BATON ROUGE - While some allegations of sexual harassment by college professors can be complicated cases that must be examined carefully, there's a case at Louisiana State University that some believe isn't so complicated.
"Professor Buchanan should be reinstated," Hans-Joerg Tiede, an associate secretary with the American Association of University Professors (AAUP), told the Louisiana Record.
Buchanan, whose speciality is early childhood education and was training elementary school teachers, was fired in January after allegedly using curse words and sexually themed jokes that created a "hostile learning environment." She filed a civil rights lawsuit in federal court almost immediately upon her termination, which the school has filed to have dismissed.

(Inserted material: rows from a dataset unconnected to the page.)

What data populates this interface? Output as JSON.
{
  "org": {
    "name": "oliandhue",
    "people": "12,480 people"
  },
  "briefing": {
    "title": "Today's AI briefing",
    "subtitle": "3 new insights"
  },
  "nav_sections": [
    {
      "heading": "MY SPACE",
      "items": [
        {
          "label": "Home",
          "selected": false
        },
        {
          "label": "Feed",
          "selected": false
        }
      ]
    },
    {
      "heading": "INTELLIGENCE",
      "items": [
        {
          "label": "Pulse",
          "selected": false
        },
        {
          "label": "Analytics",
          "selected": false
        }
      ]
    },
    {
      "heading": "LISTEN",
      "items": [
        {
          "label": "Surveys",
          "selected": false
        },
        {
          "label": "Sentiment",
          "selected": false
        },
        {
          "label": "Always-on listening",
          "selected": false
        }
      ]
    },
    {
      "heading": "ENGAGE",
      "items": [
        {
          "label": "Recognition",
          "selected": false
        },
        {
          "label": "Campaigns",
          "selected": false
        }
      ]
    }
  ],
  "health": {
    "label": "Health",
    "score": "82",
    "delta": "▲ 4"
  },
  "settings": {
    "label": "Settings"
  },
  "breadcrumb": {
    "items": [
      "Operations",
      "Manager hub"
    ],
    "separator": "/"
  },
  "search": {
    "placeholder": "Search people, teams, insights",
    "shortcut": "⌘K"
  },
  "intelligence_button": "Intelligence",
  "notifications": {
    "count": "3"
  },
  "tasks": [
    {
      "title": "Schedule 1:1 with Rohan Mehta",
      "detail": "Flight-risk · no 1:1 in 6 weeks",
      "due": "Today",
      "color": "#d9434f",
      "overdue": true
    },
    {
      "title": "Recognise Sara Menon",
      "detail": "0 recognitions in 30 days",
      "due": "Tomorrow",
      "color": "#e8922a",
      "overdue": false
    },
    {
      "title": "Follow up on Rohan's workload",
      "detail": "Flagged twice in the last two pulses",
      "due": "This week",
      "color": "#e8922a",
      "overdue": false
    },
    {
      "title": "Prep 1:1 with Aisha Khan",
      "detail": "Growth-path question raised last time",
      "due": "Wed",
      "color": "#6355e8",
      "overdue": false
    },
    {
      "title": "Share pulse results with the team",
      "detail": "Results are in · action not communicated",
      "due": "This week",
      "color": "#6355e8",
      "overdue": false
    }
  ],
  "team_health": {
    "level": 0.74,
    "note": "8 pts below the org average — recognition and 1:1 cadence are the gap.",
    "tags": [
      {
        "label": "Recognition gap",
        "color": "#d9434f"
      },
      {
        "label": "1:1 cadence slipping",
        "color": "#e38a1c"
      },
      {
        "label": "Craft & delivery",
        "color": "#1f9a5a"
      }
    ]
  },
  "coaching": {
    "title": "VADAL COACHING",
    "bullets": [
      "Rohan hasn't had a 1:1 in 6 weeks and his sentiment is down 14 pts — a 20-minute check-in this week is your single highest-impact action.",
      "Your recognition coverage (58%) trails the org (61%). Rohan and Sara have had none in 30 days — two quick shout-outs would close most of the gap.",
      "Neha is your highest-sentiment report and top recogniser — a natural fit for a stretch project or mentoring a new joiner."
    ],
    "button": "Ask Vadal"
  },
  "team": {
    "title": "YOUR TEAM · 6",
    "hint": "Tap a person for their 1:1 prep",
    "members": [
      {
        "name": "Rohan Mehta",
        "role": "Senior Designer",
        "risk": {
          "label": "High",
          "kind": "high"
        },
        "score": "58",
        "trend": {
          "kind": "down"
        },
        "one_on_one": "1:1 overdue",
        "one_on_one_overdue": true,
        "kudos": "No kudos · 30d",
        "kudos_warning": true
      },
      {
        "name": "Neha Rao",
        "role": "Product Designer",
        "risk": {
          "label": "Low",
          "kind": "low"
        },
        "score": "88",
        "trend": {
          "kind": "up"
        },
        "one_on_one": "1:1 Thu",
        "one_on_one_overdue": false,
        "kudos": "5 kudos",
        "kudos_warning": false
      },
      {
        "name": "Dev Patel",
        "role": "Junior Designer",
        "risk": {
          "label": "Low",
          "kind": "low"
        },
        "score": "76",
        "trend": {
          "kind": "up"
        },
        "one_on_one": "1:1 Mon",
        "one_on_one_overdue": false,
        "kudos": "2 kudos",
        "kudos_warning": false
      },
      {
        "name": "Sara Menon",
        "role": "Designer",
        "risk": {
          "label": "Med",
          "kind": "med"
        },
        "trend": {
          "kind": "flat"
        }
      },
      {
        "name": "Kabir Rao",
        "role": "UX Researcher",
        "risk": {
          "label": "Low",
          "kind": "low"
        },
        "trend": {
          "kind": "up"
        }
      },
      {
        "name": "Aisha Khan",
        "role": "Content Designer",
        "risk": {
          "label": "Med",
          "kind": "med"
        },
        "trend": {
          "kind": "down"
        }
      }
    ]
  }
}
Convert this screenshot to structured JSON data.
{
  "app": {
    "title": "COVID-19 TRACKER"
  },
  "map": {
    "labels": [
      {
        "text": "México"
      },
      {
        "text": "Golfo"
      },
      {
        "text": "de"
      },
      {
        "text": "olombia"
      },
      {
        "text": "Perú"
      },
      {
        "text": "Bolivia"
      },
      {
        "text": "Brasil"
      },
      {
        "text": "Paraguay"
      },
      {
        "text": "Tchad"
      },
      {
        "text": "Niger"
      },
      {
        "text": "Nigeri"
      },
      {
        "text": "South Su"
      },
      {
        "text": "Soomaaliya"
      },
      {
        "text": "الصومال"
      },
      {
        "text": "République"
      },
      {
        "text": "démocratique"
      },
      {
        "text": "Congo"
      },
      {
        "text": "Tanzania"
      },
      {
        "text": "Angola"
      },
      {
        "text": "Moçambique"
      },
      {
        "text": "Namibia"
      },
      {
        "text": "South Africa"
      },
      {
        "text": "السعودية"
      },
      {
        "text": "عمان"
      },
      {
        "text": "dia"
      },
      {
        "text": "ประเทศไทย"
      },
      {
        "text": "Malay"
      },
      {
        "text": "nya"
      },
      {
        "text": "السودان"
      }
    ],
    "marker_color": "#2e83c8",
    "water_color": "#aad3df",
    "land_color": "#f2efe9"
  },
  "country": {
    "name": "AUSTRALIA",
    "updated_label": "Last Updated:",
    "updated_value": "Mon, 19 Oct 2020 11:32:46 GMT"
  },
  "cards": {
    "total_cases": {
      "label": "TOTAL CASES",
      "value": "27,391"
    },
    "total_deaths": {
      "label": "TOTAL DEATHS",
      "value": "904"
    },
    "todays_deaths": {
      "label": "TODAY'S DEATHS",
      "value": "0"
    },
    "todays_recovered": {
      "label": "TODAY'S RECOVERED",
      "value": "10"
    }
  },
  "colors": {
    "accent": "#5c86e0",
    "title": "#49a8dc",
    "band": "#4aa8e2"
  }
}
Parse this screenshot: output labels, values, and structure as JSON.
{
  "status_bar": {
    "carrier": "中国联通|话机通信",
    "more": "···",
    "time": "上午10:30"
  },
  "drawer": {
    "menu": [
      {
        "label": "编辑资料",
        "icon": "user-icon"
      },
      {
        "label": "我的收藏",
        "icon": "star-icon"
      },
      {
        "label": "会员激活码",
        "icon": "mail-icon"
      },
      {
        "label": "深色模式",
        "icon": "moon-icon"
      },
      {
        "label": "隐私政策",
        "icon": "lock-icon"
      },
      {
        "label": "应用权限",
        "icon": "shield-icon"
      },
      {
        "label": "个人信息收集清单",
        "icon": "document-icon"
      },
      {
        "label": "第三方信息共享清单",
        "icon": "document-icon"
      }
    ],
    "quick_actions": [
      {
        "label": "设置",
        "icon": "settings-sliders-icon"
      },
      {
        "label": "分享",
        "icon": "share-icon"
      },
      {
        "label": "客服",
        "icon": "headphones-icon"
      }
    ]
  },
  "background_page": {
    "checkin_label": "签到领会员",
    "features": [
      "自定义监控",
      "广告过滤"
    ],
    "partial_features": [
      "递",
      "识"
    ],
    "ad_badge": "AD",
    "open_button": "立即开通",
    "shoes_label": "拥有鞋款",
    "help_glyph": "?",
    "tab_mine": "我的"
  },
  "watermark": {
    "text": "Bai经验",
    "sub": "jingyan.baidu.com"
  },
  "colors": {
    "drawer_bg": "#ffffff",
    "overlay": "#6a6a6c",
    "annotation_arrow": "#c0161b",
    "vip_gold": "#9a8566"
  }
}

Buchanan admitted in her suit that she used so-called "salty language," but said it was part of her teaching style and not directed at any students. It's this reasoning that has led the AAUP to assist her in this case.
"First, on procedural grounds, a faculty committee found unanimously that she should not be dismissed and that some of the charges against her were not substantiated," Tiede said. "On more substantive grounds, the charges against her that were substantiated, namely the use of profanities, can hardly be considered sufficient for dismissal by any reasonable standard."
The case is reflective of a troubled landscape in collegiate teaching, where the requirements of Title IX make schools investigate every complaint, and some believe it has caused the schools to become overly careful and restrictive regarding those complaints.
"It seems to relate generally to the current overuse of Title IX complaints in cases that should be considered protected by academic freedom," Tiede said. "While institutions should investigate complaints of sexual harassment and sexual assault, and respond appropriately, administrative responses to complaints have at times been overzealous and lacking in appreciation of principles of academic freedom."
Title IX, part of the Education Amendments of 1972, is perhaps better known for requiring universities to provide equal amounts of athletic scholarships to both male and female students. Another provision within it, however, requires schools to investigate any allegations of sexual harassment or abuse.
The AAUP is providing direct assistance to Buchanan, approving a grant from its Academic Freedom Fund to assist her with litigation costs. But more generally, Tiede said the organization also responds in another way whenever they encounter cases like this, hoping to create more general change.
"We communicate with administrators when it appears their actions have fallen short of the procedural safeguards for academic freedom that the AAUP advocates," he said.